As mentioned in the report, “CDR, which is also referred to as ‘content sanitization’, breaks down files into their discrete components; strips away anything that doesn’t conform to that file type’s original specification, ISO standard, or company policy; and rebuilds a ‘clean’ version. This near-real-time process is an effective approach to removing malware and other exploits from files. While sandboxing and almost all other techniques depend on detection, CDR protects against exploits and weaponized content that have not been seen before.” Gartner has also identified CDR with a “high” benefit rating.
The CDR process disrupts the integrity of any remaining hidden malicious code, zero-days, or exploits. The result is a visibly identical, functional and completely safe (harmless/neutralized), new copy of the original file.
According to Gartner, “by 2022, Gartner expects 20% of organizations to use CDR as part of their content protection strategies, up from 5% today. We also expect CDR to be available as a standard capability everywhere multiple antivirus scanning is deployed.”

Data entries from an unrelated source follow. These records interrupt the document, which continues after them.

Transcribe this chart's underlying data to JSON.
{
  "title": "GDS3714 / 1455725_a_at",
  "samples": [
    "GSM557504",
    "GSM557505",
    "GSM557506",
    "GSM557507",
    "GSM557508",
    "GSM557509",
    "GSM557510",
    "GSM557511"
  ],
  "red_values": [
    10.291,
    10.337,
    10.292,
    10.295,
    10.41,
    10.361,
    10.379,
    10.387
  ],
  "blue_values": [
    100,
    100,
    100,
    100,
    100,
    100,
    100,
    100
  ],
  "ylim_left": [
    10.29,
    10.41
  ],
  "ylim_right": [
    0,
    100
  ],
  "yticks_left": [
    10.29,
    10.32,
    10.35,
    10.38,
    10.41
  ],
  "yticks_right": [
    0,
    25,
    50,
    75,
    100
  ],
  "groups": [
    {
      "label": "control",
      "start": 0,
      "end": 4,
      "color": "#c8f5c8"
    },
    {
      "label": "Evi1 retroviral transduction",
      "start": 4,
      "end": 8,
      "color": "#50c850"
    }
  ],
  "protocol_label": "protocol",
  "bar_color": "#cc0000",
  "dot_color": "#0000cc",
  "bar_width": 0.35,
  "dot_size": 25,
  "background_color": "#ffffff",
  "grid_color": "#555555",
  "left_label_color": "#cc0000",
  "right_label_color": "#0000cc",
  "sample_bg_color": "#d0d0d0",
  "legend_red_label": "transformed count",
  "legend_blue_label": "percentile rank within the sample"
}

We believe this is because CDR overcomes the shortcoming of technologies such as signature-based AV, NextGen AI-based detection and behavioral analysis sandboxing. All of these technologies rely on a decision-based process which can ultimately fail and are prone to evasive techniques used by attackers. CDR offers tangible benefits that outperform sandboxing in almost all aspects- it is easier to implement, quicker, handles much larger volume/ higher throughput, and unlike traditional technologies, it doesn’t rely on detection. CDR can mitigate one of the common infection vectors- scripts embedded in MS-Office and PDF documents, that can be highly obfuscated, which a significant challenge for many security solutions that rely on static scanning. It can also neutralize sophisticated, sandbox-evading malware that can delay operation for as long as it being held in a virtual environment.